Still, life has its way of throwing social challenges my way and things don’t always go like I’d hope. Over the summer, I went on a Meetup hike with a large group of strangers. I made an effort to introduce myself to everyone. Unfortunately some people weren’t very friendly and I was left behind. It was a painful experience, but afterwards, I reminded myself of how far I had come. I didn’t allow one afternoon with strangers to discourage me from pushing myself socially. I’m proud of myself for being so resilient.

This resilience keeps paying off in wonderful ways. I’ve participated in a number of activities and events where I’ve met lots of great people. For whatever reason, now when sharing stories with strangers, they’re often inclined to share their food with me – a touching gesture of friendship. I’ve also been told that I’m very outgoing, radiant, and easy to talk to. People tell me my smile is beautiful and inviting. Many people actually start conversations with me now.

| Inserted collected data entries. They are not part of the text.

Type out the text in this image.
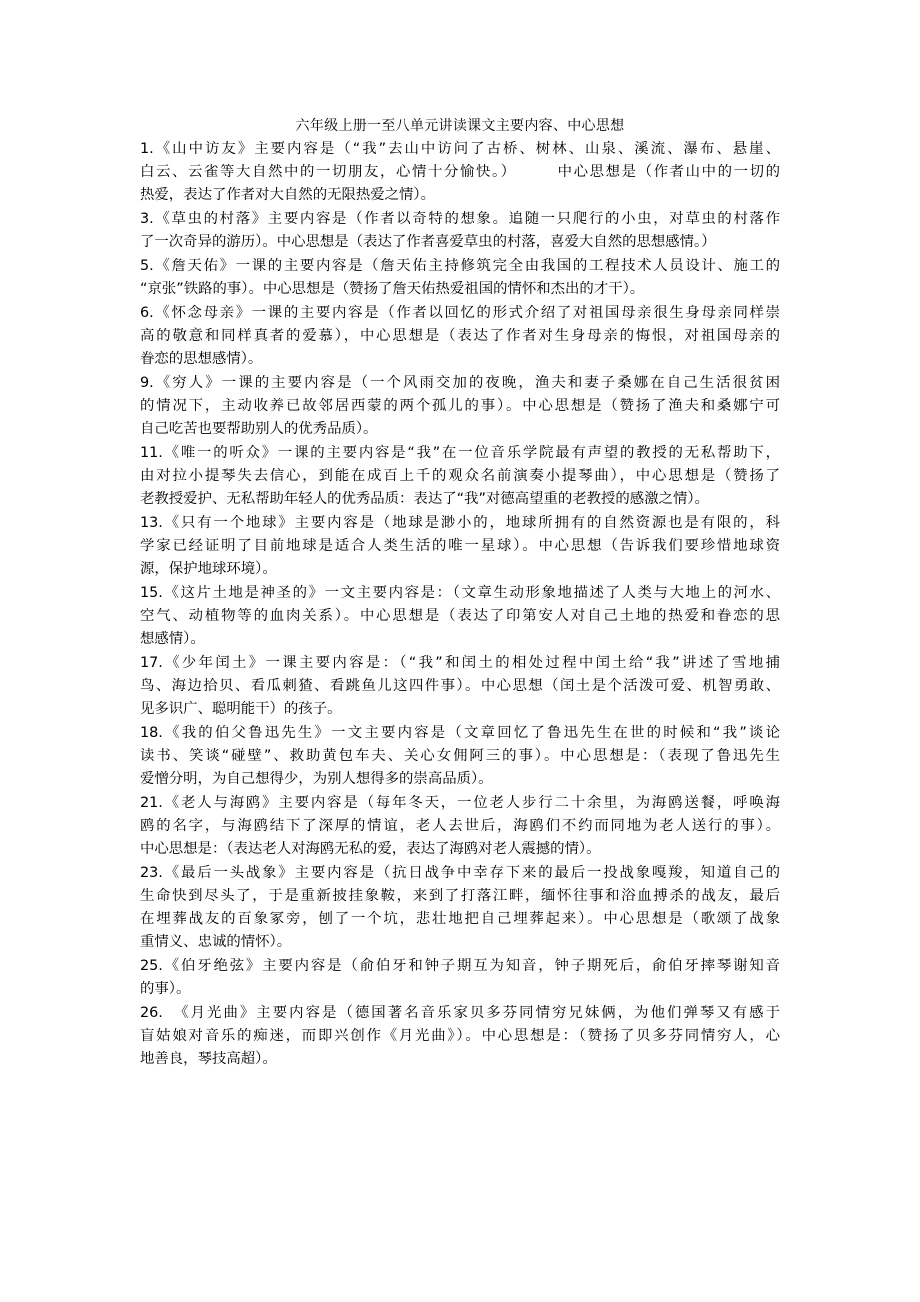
六年级上册一至八单元讲读课文主要内容、中心思想
1.《山中访友》主要内容是（“我”去山中访问了古桥、树林、山泉、溪流、瀑布、悬崖、
白云、云雀等大自然中的一切朋友，心情十分愉快。）　　　中心思想是（作者山中的一切的
热爱，表达了作者对大自然的无限热爱之情）。
3.《草虫的村落》主要内容是（作者以奇特的想象。追随一只爬行的小虫，对草虫的村落作
了一次奇异的游历）。中心思想是（表达了作者喜爱草虫的村落，喜爱大自然的思想感情。）
5.《詹天佑》一课的主要内容是（詹天佑主持修筑完全由我国的工程技术人员设计、施工的
“京张”铁路的事）。中心思想是（赞扬了詹天佑热爱祖国的情怀和杰出的才干）。
6.《怀念母亲》一课的主要内容是（作者以回忆的形式介绍了对祖国母亲很生身母亲同样崇
高的敬意和同样真者的爱慕），中心思想是（表达了作者对生身母亲的悔恨，对祖国母亲的
眷恋的思想感情）。
9.《穷人》一课的主要内容是（一个风雨交加的夜晚，渔夫和妻子桑娜在自己生活很贫困
的情况下，主动收养已故邻居西蒙的两个孤儿的事）。中心思想是（赞扬了渔夫和桑娜宁可
自己吃苦也要帮助别人的优秀品质）。
11.《唯一的听众》一课的主要内容是“我”在一位音乐学院最有声望的教授的无私帮助下，
由对拉小提琴失去信心，到能在成百上千的观众名前演奏小提琴曲），中心思想是（赞扬了
老教授爱护、无私帮助年轻人的优秀品质：表达了“我”对德高望重的老教授的感激之情）。
13.《只有一个地球》主要内容是（地球是渺小的，地球所拥有的自然资源也是有限的，科
学家已经证明了目前地球是适合人类生活的唯一星球）。中心思想（告诉我们要珍惜地球资
源，保护地球环境）。
15.《这片土地是神圣的》一文主要内容是：（文章生动形象地描述了人类与大地上的河水、
空气、动植物等的血肉关系）。中心思想是（表达了印第安人对自己土地的热爱和眷恋的思
想感情）。
17.《少年闰土》一课主要内容是：（“我”和闰土的相处过程中闰土给“我”讲述了雪地捕
鸟、海边拾贝、看瓜刺猹、看跳鱼儿这四件事）。中心思想（闰土是个活泼可爱、机智勇敢、
见多识广、聪明能干）的孩子。
18.《我的伯父鲁迅先生》一文主要内容是（文章回忆了鲁迅先生在世的时候和“我”谈论
读书、笑谈“碰壁”、救助黄包车夫、关心女佣阿三的事）。中心思想是：（表现了鲁迅先生
爱憎分明，为自己想得少，为别人想得多的崇高品质）。
21.《老人与海鸥》主要内容是（每年冬天，一位老人步行二十余里，为海鸥送餐，呼唤海
鸥的名字，与海鸥结下了深厚的情谊，老人去世后，海鸥们不约而同地为老人送行的事）。
中心思想是：（表达老人对海鸥无私的爱，表达了海鸥对老人震撼的情）。
23.《最后一头战象》主要内容是（抗日战争中幸存下来的最后一投战象嘎羧，知道自己的
生命快到尽头了，于是重新披挂象鞍，来到了打落江畔，缅怀往事和浴血搏杀的战友，最后
在埋葬战友的百象冢旁，刨了一个坑，悲壮地把自己埋葬起来）。中心思想是（歌颂了战象
重情义、忠诚的情怀）。
25.《伯牙绝弦》主要内容是（俞伯牙和钟子期互为知音，钟子期死后，俞伯牙摔琴谢知音
的事）。
26.　《月光曲》主要内容是（德国著名音乐家贝多芬同情穷兄妹俩，为他们弹琴又有感于
盲姑娘对音乐的痴迷，而即兴创作《月光曲》）。中心思想是：（赞扬了贝多芬同情穷人，心
地善良，琴技高超）。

I’ve discovered that I have the power to choose who I want in my life, so it’s no big deal if one stranger isn’t receptive to my offerings of friendship. That’s their choice. Challenging my fears and misconceptions about social interactions has resulted in powerful changes in my life. There is nothing out there that will keep me from being open to meeting people. I have an amazing story to share because of where I was and where I am now. I look forward to sharing this story with new friends and I’m excited to hear their amazing stories too!